Exploring Nmap

Automating the process of decoy scanning and source spoofing

2020-12-28 * Wintrmvte

Introduction

Nmap's decoy scan is one of my favourite features regarding this tool: it allows us to specify additional IP addresses that will show up in IDS logs as fake scanning hosts. It is a really effective technique to harden discovery of the original address that issued the scan. The syntax looks as follows:

nmap -D <host_1>,<host_2>,<host_N>... <target_host>

Each host is separated with a comma and passed after -D command-line flag.

The only drawback of this method is that each decoy host should be up and running to prevent SYN flooding of the target that is being scanned. Additionally, specifying each address by hand isn't really time-efficient. That being said, we will try to perform the following:

  • Discover active hosts on current LAN
  • Specify discovered hosts with Nmap's -D option in terminal

Let's get started :>

Hosts discovery - Netenum

Our goal in this step is to find active hosts' IP addresses and save them to a file for further use. To achieve this, we will use Netenum, a python network sniffer that allows extracting members of ARP conversations and saving them to desired output. The command should be something like that:

$ sudo ./netenum.py -t 2m -i wlp3s0 -w active_hosts.txt

Breaking down each argument and it's meaning:

  • -t 2m flag instructs the sniffer to stop listening for new packets after two minutes.
  • -i wlp3s0 specifies wireless interface we want to listen on. You can find name of yours by running iwconfig command.
  • -w active_hosts.txt will save addresses to a text file after the sniffer finishes it's work.
Netenum
Netenum

After hosts are written to a file, we can check if everything went right by inspecting contents of the newly created active_hosts.txt. Netenum provides some additional info about current network, such as its name, signal strength, MAC addresses and default gateway mark. When writing found hosts to a file, this tool also ensures that both multicast address (255.255.255.255) and local IP address of our machine are omitted.

Hosts discovery - Nmap

Another method to write all active hosts to a file is to perform a ping scan (-sn) with Nmap and parse it's output. To easily find which host is up, we will use -v flag to increase output's verbosity. This way, a status message that looks something like that will be printed for active:

Nmap scan report for <ip>

and for non-active hosts:

Nmap scan report for <ip> [host down]

It seems that all we have to do is to grep for occurrence of report for and invert grep of host down. Also, we should exclude each line that contains addresses that are enclosed with standard brackets, such as (192.168.1.1). Full command:

$ nmap -sn -v -n 192.168.1.1/24 | grep "report for" | grep -v "host down" | grep -v "("

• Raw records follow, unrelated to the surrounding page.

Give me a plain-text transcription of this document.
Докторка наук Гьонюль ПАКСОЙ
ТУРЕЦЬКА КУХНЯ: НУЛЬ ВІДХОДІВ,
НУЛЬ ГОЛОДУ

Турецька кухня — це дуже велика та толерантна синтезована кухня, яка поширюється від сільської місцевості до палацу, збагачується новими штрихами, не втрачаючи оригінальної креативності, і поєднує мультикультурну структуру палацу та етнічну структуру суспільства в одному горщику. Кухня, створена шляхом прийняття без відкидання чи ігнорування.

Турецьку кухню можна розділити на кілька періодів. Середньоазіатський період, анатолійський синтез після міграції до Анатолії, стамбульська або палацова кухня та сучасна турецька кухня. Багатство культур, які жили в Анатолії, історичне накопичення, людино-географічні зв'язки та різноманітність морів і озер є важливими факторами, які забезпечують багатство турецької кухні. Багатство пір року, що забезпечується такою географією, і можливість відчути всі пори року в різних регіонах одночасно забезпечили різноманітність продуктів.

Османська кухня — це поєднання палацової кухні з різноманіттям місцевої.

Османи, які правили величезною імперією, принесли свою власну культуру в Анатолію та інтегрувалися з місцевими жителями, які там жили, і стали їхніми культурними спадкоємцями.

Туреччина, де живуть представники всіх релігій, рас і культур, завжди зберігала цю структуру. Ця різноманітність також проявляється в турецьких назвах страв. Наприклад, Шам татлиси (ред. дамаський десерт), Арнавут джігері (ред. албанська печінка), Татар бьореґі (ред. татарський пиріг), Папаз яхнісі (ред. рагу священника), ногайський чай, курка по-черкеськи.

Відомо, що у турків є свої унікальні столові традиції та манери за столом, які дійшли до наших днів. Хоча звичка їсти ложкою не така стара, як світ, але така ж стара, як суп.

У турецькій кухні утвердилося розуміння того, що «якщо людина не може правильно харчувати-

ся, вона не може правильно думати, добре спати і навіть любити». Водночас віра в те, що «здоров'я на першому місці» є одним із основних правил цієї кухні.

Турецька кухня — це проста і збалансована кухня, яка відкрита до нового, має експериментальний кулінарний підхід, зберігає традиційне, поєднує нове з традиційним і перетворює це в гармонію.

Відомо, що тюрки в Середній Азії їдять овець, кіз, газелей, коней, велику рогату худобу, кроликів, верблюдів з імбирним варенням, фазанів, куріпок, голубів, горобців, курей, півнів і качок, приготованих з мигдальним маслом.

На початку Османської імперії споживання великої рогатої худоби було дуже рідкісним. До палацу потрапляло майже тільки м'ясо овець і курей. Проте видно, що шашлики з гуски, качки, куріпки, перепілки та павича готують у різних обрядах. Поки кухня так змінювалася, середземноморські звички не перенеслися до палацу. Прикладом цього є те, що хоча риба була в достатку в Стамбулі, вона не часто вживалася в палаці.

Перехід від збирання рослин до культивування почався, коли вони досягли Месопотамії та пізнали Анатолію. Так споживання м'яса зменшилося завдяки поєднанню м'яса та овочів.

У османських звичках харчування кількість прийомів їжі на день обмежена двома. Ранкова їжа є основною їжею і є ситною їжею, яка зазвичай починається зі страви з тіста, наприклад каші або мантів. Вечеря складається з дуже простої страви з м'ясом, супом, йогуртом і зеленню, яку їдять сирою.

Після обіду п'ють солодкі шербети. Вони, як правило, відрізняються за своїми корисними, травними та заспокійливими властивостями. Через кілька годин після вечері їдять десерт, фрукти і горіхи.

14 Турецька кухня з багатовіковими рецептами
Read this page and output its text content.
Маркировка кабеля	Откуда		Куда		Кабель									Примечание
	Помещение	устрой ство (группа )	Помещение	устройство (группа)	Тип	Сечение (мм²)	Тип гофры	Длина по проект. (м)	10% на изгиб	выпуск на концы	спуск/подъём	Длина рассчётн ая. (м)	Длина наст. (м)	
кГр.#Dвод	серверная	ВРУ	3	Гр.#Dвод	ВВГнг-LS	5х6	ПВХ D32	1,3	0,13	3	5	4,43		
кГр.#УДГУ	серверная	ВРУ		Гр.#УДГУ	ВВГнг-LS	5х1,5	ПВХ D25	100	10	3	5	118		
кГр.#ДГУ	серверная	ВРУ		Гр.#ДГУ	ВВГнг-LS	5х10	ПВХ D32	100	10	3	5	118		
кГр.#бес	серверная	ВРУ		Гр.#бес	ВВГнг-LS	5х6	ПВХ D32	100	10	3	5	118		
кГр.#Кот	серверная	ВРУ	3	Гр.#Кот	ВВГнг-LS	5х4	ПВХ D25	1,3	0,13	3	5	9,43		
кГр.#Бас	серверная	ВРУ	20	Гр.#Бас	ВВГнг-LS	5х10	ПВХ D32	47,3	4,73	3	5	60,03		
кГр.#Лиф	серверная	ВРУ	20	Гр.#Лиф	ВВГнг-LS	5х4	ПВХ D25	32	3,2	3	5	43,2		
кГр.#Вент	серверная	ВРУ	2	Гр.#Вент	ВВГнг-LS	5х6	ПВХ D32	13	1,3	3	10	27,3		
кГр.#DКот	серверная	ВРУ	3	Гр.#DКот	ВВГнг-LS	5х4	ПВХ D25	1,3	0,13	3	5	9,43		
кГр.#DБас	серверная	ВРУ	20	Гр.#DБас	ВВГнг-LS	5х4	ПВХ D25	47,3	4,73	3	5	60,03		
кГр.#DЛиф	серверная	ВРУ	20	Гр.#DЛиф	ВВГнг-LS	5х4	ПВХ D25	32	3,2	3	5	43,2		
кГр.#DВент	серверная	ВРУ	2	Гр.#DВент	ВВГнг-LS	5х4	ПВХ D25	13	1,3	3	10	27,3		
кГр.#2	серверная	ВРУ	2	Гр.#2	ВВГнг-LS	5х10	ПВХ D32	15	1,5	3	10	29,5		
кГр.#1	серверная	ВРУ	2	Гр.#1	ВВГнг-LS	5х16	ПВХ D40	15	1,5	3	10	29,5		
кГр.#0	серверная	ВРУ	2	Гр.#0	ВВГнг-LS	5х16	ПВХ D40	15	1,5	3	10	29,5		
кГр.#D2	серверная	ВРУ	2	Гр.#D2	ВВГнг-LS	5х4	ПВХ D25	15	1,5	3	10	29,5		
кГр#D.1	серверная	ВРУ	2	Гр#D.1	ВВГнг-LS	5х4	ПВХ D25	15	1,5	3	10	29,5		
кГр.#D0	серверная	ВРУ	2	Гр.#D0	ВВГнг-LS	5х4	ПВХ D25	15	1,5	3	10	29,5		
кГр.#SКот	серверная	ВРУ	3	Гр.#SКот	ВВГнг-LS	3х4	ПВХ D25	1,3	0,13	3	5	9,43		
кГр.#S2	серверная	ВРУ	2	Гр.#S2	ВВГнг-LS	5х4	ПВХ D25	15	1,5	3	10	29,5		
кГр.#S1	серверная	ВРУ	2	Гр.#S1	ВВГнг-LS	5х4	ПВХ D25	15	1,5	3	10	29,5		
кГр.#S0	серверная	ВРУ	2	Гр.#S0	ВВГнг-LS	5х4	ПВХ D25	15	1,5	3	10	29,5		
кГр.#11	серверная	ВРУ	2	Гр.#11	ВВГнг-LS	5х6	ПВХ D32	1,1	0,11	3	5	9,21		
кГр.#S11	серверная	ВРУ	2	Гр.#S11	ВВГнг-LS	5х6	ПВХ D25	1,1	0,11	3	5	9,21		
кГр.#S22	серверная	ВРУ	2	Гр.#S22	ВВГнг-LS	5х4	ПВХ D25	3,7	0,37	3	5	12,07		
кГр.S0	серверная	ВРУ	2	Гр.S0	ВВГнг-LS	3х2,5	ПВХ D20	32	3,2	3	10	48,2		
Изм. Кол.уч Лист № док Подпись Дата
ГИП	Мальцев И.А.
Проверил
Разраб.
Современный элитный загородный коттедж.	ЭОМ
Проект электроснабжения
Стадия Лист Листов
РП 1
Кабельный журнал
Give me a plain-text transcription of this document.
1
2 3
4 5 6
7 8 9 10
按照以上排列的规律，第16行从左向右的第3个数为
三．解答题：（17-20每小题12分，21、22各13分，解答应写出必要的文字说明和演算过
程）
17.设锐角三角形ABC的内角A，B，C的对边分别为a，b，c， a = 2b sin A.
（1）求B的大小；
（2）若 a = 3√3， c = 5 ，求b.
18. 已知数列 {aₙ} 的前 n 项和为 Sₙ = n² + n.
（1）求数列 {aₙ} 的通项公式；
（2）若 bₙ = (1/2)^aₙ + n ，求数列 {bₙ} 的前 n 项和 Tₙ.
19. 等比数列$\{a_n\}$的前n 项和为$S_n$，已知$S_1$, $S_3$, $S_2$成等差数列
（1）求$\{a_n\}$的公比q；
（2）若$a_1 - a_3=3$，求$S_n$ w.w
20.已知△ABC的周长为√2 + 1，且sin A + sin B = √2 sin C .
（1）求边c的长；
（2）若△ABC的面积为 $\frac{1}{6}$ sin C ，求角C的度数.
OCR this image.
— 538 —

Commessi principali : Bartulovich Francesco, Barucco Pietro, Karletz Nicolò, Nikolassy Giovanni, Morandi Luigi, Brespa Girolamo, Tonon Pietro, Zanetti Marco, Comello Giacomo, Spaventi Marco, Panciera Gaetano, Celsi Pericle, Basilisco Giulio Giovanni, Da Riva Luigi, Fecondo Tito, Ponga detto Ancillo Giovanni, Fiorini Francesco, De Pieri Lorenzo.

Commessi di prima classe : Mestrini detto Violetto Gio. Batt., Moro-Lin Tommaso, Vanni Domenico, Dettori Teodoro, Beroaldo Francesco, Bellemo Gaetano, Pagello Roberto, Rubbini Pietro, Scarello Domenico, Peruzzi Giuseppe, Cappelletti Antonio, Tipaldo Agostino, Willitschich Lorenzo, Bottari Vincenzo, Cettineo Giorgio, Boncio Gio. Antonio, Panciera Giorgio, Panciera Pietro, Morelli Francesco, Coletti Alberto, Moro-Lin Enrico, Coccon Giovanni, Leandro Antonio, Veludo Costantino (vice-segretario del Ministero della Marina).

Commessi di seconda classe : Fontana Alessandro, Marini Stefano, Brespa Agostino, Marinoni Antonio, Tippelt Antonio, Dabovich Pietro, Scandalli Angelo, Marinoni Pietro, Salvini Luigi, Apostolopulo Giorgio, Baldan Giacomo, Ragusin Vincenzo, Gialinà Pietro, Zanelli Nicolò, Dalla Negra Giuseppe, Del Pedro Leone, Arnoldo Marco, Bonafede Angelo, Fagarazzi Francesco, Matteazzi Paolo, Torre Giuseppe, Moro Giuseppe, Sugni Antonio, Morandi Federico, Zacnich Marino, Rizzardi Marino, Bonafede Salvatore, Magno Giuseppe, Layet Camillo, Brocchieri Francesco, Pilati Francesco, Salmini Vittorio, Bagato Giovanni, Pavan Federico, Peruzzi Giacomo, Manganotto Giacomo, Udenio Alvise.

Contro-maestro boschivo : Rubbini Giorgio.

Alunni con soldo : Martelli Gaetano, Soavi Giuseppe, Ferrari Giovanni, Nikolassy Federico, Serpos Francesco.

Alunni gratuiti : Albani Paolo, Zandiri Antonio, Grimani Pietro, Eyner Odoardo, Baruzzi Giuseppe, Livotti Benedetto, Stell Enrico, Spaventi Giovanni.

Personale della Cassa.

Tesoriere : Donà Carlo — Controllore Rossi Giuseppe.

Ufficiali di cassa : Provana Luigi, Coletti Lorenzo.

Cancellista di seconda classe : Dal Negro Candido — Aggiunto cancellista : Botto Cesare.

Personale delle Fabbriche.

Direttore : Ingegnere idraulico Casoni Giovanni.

The -n flag is added to ensure that no DNS resolution is performed, so that only IP addresses are shown in the summary.

Almost done - output of the above command looks like this:

Nmap scan report for 192.168.1.1
Nmap scan report for 192.168.1.112
Nmap scan report for 192.168.1.102

Now we need to save entries of the last column to a file - we will achieve this using awk '{print $NF}'.

Final version:

$ nmap -sn -v 192.168.1.1/24 | grep "report for" | grep -v "host down" | grep -v "(" | awk '{print $NF}' > active_hosts.txt

Note: Type of the discovery probe that is used in ping scan can be specified using -PE, -PP and -PM flags.

Passing discovered hosts to Nmap

This step is as simple as reading our save file and joining each entry (so each IP address) with a , character. We will use a very simple command (paste) for merging lines from a file. Syntax looks as follows:

$ paste -sd "," <our_file>
  • -d flag enables us to select a non-default delimiter (default is a single TAB)
  • -s makes sure that the whole file is read at once

And now inside our Nmap command:

$ nmap -D $(paste -sd "," active_hosts.txt) <target_host>

Note the presence of $() enclosing - it will be replaced with the output of the command rather than the command itself.

Spoofing source address with random active host

Another useful option within Nmap is the -S flag - it allows us to specify a single IP address that we want to set as source in the packets that are being sent to target. Here, we will randomly select any address from the pool of discovered hosts. Unix built-in shuf command seems to be a perfect choice:

$ nmap -S $(shuf -n 1 active_hosts.txt) <target_host>

Parameter -n 1 instructs shuf to select one random line from the input file.

Spoofing source port for traffic blending

In order to spoof the port of our outcoming packets, -g flag should be used. We will define an array with common, low-numbered ports, and randomly select port from it every time a scan is performed. This way, our traffic will look more legit.

$ common_ports=(21 22 445 80 8080)
$ random_port=${common_ports[$[$RANDOM % ${#common_ports[@]}]]}
$ nmap -g $random_port <target_host>

Final words

This was a first post from the "Exploring Nmap" series. In the next part, we will go over using public proxies for scanning.